“Are you in school?” she probed, stirring her tea as I set a slice of coconut cream pie before her. She’d sent the first piece back, running me ragged with demands I hustled to meet with a smile.
“No, I graduated a few years back.”
She asked from where, and I told her, but her eyes flashed a smirk. “You might not want to tell them you work here. They might revoke your diploma.”
She left a tip that better matched her icy slight than my service–or her pearls.
I served tables and steamed lattes for two years before it became apparent that there might not be A Real Job for me in this town at all. Should we move up our vague baby plans a bit? For what were we waiting anyway, me to brew another thousand pots of coffee?
My sister was visiting. She grabbed glasses from the cupboard, and Jim poured the Guinness.
“None for me.”
“Just a little?” I shook my head, not feeling their festive mood. “But it’s Saint Patrick’s Day!”
“I might be pregnant, OKAY?” I barked, louder than intended. Their jaws dropped in tandem and eyes bugged cartoon-wide. A few beats of shocked silence passed, and they burst wide smiles and congratulatory hugs.
I felt sick, but not with the pregnancy. How were we going to afford this baby? Jim’s ministry job provided housing and a most modest salary. Being broke without kids was one thing; you’re supposed to be poor in your twenties, right? It’s part of the lore of growing up and coming into your own.
But feeding my kids government cheese? That never was part of the plan.
The next day the stick read positive, and the housing authority called about a job I’d applied for months before. If that was proof of God’s sense of humor, it felt like the joke was on me.
I accepted a job with the homeless assistance program, encountering the kind of poverty and housing insecurity that generally flies under the radar. I documented dire straits in pay stubs and eviction notices. The work was good, and I liked the people, but my heart hurt for how hard they labored and what little it guaranteed.
My due date imminent, I couldn’t imagine coming back to work in six short weeks. Staying on part-time wasn’t an option, and we didn’t have anyone to help with childcare, so I gave my notice. We’d figure it out somehow.
As it turned out, government cheese is Helluva Good. We ate it for four and half years, and I really did see it as part of God’s provision for our family. Uncle Sam’s chick peas floated us through the lean seasons, which lasted from autumn until tax time.

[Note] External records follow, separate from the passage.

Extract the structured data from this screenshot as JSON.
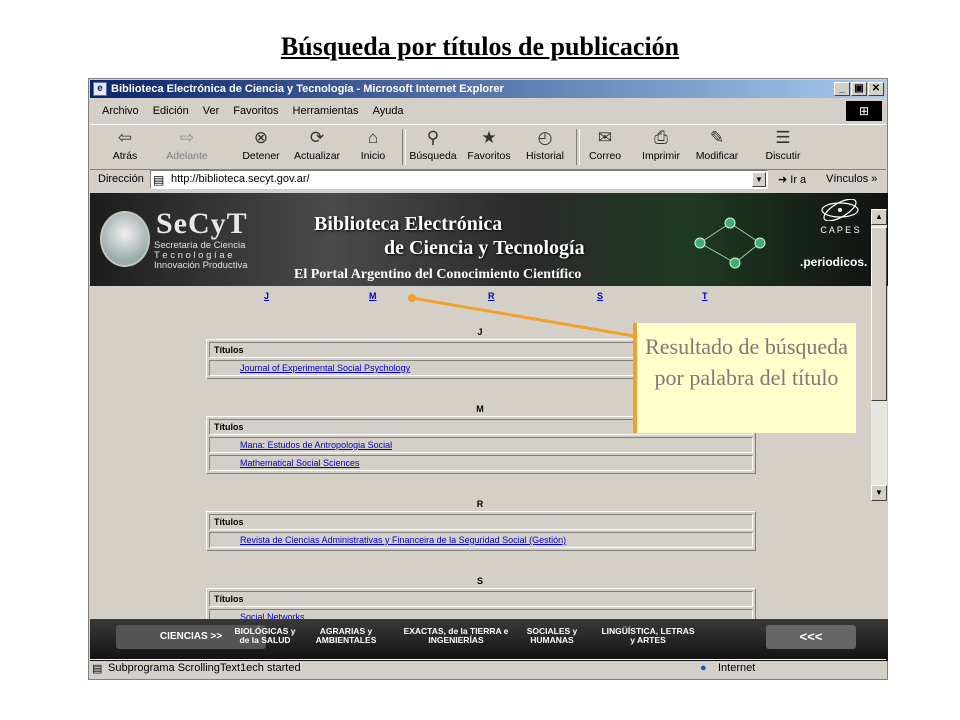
{
  "slide": {
    "title": "Búsqueda por títulos de publicación"
  },
  "window": {
    "title": "Biblioteca Electrónica de Ciencia y Tecnología - Microsoft Internet Explorer",
    "minimize": "_",
    "maximize": "▣",
    "close": "✕"
  },
  "menu": [
    "Archivo",
    "Edición",
    "Ver",
    "Favoritos",
    "Herramientas",
    "Ayuda"
  ],
  "toolbar": {
    "back": "Atrás",
    "forward": "Adelante",
    "stop": "Detener",
    "refresh": "Actualizar",
    "home": "Inicio",
    "search": "Búsqueda",
    "favorites": "Favoritos",
    "history": "Historial",
    "mail": "Correo",
    "print": "Imprimir",
    "edit": "Modificar",
    "discuss": "Discutir"
  },
  "address": {
    "label": "Dirección",
    "url": "http://biblioteca.secyt.gov.ar/",
    "go": "Ir a",
    "links": "Vínculos"
  },
  "banner": {
    "logo": "SeCyT",
    "subtitle": [
      "Secretaría de Ciencia",
      "T e c n o l o g í a   e",
      "Innovación Productiva"
    ],
    "line1": "Biblioteca Electrónica",
    "line2": "de Ciencia y Tecnología",
    "portal": "El Portal Argentino del Conocimiento Científico",
    "capes": "C A P E S",
    "periodicos": ".periodicos."
  },
  "letters": [
    "J",
    "M",
    "R",
    "S",
    "T"
  ],
  "sections": [
    {
      "letter": "J",
      "header": "Títulos",
      "rows": [
        "Journal of Experimental Social Psychology"
      ]
    },
    {
      "letter": "M",
      "header": "Títulos",
      "rows": [
        "Mana: Estudos de Antropologia Social",
        "Mathematical Social Sciences"
      ]
    },
    {
      "letter": "R",
      "header": "Títulos",
      "rows": [
        "Revista de Ciencias Administrativas y Financeira de la Seguridad Social (Gestión)"
      ]
    },
    {
      "letter": "S",
      "header": "Títulos",
      "rows": [
        "Social Networks"
      ]
    }
  ],
  "nav": {
    "ciencias": "CIENCIAS >>",
    "items": [
      "BIOLÓGICAS y de la SALUD",
      "AGRARIAS y AMBIENTALES",
      "EXACTAS, de la TIERRA e INGENIERÍAS",
      "SOCIALES y HUMANAS",
      "LINGÜÍSTICA, LETRAS y ARTES"
    ],
    "back": "<<<"
  },
  "status": {
    "message": "Subprograma ScrollingText1ech started",
    "zone": "Internet"
  },
  "callout": {
    "text": "Resultado de búsqueda por palabra del título"
  },
  "colors": {
    "callout_border": "#f0a030",
    "callout_bg": "#ffffcc",
    "link": "#0000cc"
  }
}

Sitting on the other side of the desk to turn over our pay stubs was humbling, like nearly every check-out experience at the grocery store.

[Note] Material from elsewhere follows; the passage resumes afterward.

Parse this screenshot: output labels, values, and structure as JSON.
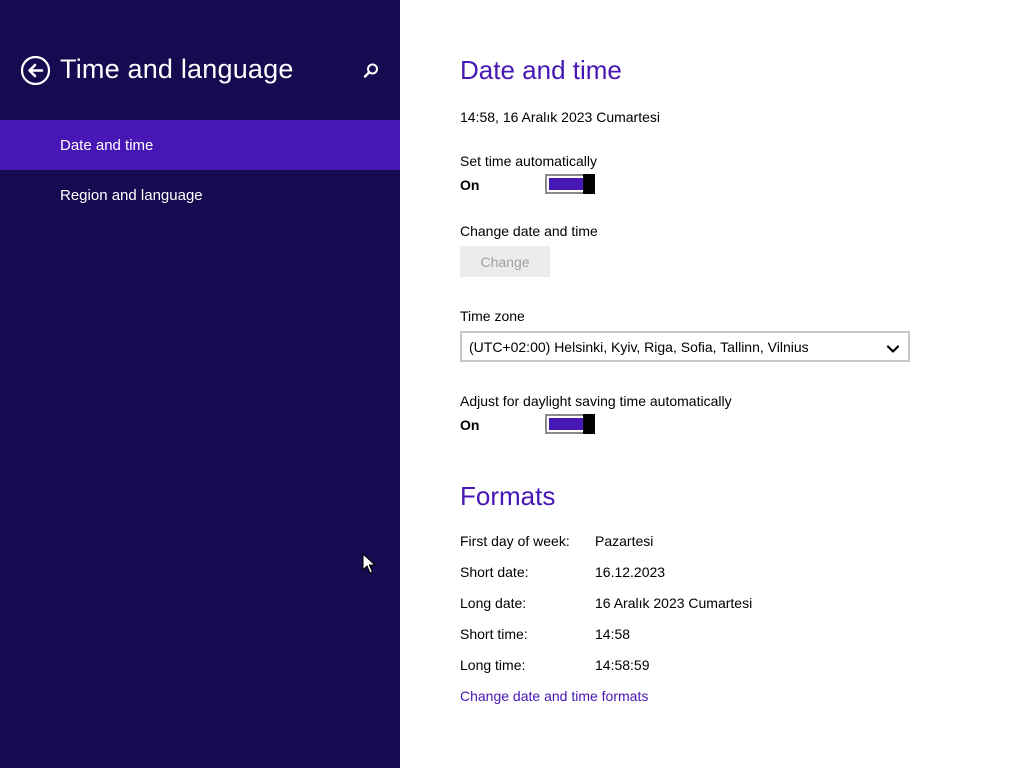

“MANAGEMENT TO REGISTER FOUR FOR A PROBLEM WITH A WIC CHECK. PROBLEM WITH A WIC CHECK, REGISTER FOUR.”
I learned to shop the out-of-town supermarket, to not dress Too Nice, and to divide my groceries meticulously, with a babe in the sling and a toddler in the cart.
First check & transaction: milk, juice
Second check & transaction: cereal, peanut butter, cheese, bread
Third/(Fourth) check & transaction(s): produce. Make it match $6 (or less); any overage requires a fourth transaction independent of the final one.
Final transaction: our own groceries. More fruits and veggies, turkey for sandwiches, cheese or possibly fish from deli clearance, pasta, almonds [too much?], ice cream [it’s on sale], frozen pizza [I have a coupon]. I smile apologetically at the customers behind me, wondering if they’re frustrated at the length of this process, or is their disdain toward My Kind in general?
I missed my reauthorization last fall and discovered our larder a little fuller. Maybe we could weather this lean season without WIC’s cushion.
My education and growing up were solidly middle class, and in many ways, we’re just wayfarers on this strange (mis)adventure in living beneath the poverty line. We could, most likely, get better paying jobs. Our paychecks are modest, but our housing is secure. Our families could (and have) aided us in a pinch, another decidedly middle class privilege. Downward mobility and ministry were our own choice, and I won’t pretend to exist in the same boat as my former clients, even if our tax returns appear similar.
I’m not so bold. I didn’t write this until I could put it in the past tense. I worried what you’d think, that our finances, spending habits, and private decisions would be up for public review. (That’s how this works, right?)
How much do you think her boots cost?
She has an Instagram account, you know.
If she doesn’t like being “low-income,” she could always, I dunno, WORK.
We’re several months out from receiving WIC benefits and doing okay. More than okay: our needs are met and some wants, too, like signing up our little ones for tumbling at the Y.
Despite all that, we’re still the 47%, those people (like teachers at Christian schools, disabled veterans, and your grandma, for goodness sake) who are basically The Worst for earning wages below the threshold of respectability.
Folks like me. Pleased to make your acquaintance.